Wang C Y, Lee M S, Zukowski K
Department of Chemical Carcinogenesis, Michigan Cancer Foundation, Detroit 48201.
Mutat Res. 1991 Mar;262(3):189-93. doi: 10.1016/0165-7992(91)90021-u.

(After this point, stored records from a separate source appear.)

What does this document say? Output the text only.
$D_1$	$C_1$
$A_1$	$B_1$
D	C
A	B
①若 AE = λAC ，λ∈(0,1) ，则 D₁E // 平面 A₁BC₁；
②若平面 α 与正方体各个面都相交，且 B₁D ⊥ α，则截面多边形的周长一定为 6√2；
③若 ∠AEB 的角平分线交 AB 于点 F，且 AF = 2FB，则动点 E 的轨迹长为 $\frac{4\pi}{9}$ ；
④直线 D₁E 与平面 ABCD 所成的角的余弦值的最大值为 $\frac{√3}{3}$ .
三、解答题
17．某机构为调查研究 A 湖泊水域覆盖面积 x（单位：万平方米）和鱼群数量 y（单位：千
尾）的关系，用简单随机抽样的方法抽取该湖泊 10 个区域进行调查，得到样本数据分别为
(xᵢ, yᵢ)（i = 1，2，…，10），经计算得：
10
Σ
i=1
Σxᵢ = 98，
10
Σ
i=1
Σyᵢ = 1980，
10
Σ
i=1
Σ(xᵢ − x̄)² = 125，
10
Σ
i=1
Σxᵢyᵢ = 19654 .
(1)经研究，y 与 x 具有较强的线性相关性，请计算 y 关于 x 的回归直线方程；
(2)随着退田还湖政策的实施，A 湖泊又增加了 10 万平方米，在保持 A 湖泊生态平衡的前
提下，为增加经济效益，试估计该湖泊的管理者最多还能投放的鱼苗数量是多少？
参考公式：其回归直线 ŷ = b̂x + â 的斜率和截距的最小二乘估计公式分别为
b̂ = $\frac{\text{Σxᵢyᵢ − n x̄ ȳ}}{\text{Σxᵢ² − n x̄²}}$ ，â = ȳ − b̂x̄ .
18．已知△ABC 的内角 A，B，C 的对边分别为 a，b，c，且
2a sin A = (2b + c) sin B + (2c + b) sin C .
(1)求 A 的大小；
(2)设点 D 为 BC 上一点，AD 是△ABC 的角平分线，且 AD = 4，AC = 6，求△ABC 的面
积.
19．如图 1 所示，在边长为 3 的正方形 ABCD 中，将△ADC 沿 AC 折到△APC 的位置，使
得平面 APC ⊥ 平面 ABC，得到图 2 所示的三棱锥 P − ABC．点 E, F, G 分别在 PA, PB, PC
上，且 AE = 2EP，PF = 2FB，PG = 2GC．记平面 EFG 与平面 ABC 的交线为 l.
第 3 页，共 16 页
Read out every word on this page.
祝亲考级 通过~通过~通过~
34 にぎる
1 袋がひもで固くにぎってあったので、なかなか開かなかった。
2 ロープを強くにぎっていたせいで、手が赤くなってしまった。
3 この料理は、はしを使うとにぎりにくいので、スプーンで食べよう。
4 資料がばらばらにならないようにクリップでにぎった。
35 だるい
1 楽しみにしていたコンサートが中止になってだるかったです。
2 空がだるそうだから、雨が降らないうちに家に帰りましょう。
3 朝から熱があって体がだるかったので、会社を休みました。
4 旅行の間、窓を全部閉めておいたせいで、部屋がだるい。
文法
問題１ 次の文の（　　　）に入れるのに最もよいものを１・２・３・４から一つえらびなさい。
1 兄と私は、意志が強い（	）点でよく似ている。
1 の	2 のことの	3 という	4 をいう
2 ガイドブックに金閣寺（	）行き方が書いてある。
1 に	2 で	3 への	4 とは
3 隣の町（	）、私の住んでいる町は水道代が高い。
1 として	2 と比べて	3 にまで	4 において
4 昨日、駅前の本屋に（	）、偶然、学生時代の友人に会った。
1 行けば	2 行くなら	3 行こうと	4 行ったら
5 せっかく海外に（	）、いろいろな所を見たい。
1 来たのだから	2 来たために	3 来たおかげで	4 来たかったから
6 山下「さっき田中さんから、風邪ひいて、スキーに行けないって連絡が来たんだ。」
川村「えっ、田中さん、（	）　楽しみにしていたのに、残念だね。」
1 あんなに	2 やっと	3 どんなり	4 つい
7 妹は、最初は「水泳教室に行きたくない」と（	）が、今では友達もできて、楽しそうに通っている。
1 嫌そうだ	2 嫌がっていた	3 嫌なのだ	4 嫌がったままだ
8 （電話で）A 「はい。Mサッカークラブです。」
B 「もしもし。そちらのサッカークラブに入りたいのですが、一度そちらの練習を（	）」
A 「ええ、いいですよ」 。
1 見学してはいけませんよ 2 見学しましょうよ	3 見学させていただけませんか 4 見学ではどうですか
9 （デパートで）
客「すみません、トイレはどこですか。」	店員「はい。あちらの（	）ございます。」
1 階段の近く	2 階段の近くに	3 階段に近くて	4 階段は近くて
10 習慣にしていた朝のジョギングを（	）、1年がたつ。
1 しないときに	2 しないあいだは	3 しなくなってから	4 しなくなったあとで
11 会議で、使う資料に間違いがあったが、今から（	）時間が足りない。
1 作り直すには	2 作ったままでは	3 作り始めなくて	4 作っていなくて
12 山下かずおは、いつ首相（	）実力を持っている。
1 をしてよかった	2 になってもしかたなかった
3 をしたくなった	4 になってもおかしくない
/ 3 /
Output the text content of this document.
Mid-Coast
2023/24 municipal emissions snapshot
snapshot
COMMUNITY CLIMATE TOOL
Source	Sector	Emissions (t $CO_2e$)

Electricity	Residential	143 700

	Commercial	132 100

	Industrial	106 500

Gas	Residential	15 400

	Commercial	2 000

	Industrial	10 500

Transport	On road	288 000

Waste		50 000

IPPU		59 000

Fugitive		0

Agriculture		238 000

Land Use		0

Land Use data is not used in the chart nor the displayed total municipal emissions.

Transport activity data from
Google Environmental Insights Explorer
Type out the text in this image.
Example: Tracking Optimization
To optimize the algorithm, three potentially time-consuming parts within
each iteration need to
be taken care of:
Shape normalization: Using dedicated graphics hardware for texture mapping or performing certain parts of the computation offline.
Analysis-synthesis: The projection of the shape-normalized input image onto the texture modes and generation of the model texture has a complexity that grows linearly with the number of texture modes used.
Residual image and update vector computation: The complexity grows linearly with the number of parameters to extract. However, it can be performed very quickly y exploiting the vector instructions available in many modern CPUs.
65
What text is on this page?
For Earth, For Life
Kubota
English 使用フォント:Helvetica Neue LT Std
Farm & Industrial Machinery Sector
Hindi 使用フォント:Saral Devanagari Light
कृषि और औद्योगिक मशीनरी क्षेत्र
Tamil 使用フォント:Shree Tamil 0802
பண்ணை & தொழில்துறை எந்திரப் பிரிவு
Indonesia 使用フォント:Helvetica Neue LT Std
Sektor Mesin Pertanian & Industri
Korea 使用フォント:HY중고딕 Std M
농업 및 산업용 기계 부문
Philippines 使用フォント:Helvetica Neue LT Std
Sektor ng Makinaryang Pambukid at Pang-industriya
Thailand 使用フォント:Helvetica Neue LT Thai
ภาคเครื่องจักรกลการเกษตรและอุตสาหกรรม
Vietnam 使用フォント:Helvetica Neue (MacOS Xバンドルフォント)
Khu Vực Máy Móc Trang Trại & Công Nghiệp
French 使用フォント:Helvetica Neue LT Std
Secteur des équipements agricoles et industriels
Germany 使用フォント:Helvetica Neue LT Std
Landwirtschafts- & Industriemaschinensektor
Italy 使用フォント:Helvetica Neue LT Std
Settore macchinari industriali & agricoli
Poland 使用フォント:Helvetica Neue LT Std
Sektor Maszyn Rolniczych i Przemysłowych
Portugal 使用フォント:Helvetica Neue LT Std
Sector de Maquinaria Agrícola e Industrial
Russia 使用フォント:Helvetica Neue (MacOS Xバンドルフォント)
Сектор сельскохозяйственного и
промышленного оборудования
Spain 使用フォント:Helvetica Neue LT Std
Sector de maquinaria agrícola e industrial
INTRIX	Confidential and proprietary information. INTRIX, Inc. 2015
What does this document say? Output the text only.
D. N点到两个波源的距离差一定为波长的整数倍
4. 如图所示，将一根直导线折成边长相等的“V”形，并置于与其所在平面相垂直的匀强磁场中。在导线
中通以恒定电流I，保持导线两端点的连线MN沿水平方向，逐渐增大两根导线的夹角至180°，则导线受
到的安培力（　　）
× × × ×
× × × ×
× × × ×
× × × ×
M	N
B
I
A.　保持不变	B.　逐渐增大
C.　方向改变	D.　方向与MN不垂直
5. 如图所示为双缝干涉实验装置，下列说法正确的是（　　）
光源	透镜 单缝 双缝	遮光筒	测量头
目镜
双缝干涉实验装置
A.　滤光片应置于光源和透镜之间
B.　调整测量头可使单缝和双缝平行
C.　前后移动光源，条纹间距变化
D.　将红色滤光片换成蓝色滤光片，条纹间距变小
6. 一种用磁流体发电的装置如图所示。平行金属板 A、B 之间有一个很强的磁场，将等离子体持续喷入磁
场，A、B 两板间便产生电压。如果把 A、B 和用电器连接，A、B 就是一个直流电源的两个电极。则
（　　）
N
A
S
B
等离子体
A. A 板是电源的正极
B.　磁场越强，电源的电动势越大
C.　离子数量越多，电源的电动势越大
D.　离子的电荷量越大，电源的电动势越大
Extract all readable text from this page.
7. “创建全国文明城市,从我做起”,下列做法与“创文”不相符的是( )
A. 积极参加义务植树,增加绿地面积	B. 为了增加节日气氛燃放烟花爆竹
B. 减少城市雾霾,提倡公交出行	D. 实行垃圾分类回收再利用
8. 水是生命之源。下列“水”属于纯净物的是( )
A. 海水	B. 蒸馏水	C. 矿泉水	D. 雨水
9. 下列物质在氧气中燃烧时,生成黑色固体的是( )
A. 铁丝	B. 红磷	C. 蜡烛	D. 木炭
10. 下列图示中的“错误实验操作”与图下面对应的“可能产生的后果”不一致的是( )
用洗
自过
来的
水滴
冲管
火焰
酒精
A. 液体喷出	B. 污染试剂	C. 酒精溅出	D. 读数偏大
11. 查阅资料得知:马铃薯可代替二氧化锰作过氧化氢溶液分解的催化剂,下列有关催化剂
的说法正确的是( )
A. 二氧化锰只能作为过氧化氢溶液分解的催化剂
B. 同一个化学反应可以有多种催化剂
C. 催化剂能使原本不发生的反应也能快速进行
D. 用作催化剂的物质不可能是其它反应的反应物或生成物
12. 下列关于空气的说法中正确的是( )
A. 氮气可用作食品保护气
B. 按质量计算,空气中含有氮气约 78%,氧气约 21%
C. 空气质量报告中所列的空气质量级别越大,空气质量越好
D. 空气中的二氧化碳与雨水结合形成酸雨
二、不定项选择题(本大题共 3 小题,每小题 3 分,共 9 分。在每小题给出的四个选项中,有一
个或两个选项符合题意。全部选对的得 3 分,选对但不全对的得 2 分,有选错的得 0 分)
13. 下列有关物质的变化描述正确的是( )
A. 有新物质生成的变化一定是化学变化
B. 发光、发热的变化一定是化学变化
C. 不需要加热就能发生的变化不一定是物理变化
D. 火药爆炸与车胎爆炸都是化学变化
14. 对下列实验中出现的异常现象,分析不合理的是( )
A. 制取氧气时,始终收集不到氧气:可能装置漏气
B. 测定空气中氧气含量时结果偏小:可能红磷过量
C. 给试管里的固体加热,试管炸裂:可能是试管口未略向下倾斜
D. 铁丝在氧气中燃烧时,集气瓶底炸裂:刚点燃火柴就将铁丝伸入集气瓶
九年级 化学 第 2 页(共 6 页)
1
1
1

Effects of diacylmethanes on the mutagenicity of 2-naphthohydroxamic acid, methylnitrosourea, benzo[a]pyrene and aflatoxin B1 in S. typhimurium and the tRNA binding by benzo[a]pyrene and aflatoxin B1 were investigated. Acetylacetone, benzoylacetone and dibenzoylmethane inhibited the mutagenicity of 2-naphthohydroxamic acid, and dibenzoylmethane and 1,3-indandione inhibited that of methylnitrosourea, benzo[a]pyrene and aflatoxin B1. The binding to tRNA of benzo[a]pyrene and aflatoxin B1 was inhibited by benzoylacetone and dibenzoylmethane, and dibenzoylmethane, 1,3-indandione and 1,1,1-trifluoroacetylacetone, respectively. The inhibition of methylnitrosourea mutagenicity was observed when the bacteria were exposed concomitantly to the inhibitors and the mutagen, but not when they were exposed to the inhibitors 1 h after exposure to the mutagen. These results demonstrate that active methylene compounds can inhibit mutagenicity and nucleic acid-binding of chemical carcinogens presumably by trapping carcinogenic electrophiles, and they are potential anti-carcinogenic agents during the initiation stage.
研究了二酰基甲烷对鼠伤寒沙门氏菌中2-萘异羟肟酸、甲基亚硝基脲、苯并[a]芘和黄曲霉毒素B1致突变性的影响,以及苯并[a]芘和黄曲霉毒素B1与tRNA的结合情况。乙酰丙酮、苯甲酰丙酮和二苯甲酰甲烷抑制了2-萘异羟肟酸的致突变性,二苯甲酰甲烷和1,3-茚二酮抑制了甲基亚硝基脲、苯并[a]芘和黄曲霉毒素B1的致突变性。苯甲酰丙酮和二苯甲酰甲烷分别抑制了苯并[a]芘和黄曲霉毒素B1与tRNA的结合,二苯甲酰甲烷、1,3-茚二酮和1,1,1-三氟乙酰丙酮也分别抑制了它们与tRNA的结合。当细菌同时暴露于抑制剂和诱变剂时,观察到甲基亚硝基脲致突变性受到抑制,但当细菌在暴露于诱变剂1小时后再暴露于抑制剂时,则未观察到这种抑制作用。这些结果表明,活性亚甲基化合物可能通过捕获致癌亲电试剂来抑制化学致癌物的致突变性和与核酸的结合,并且它们在启动阶段是潜在的抗癌剂。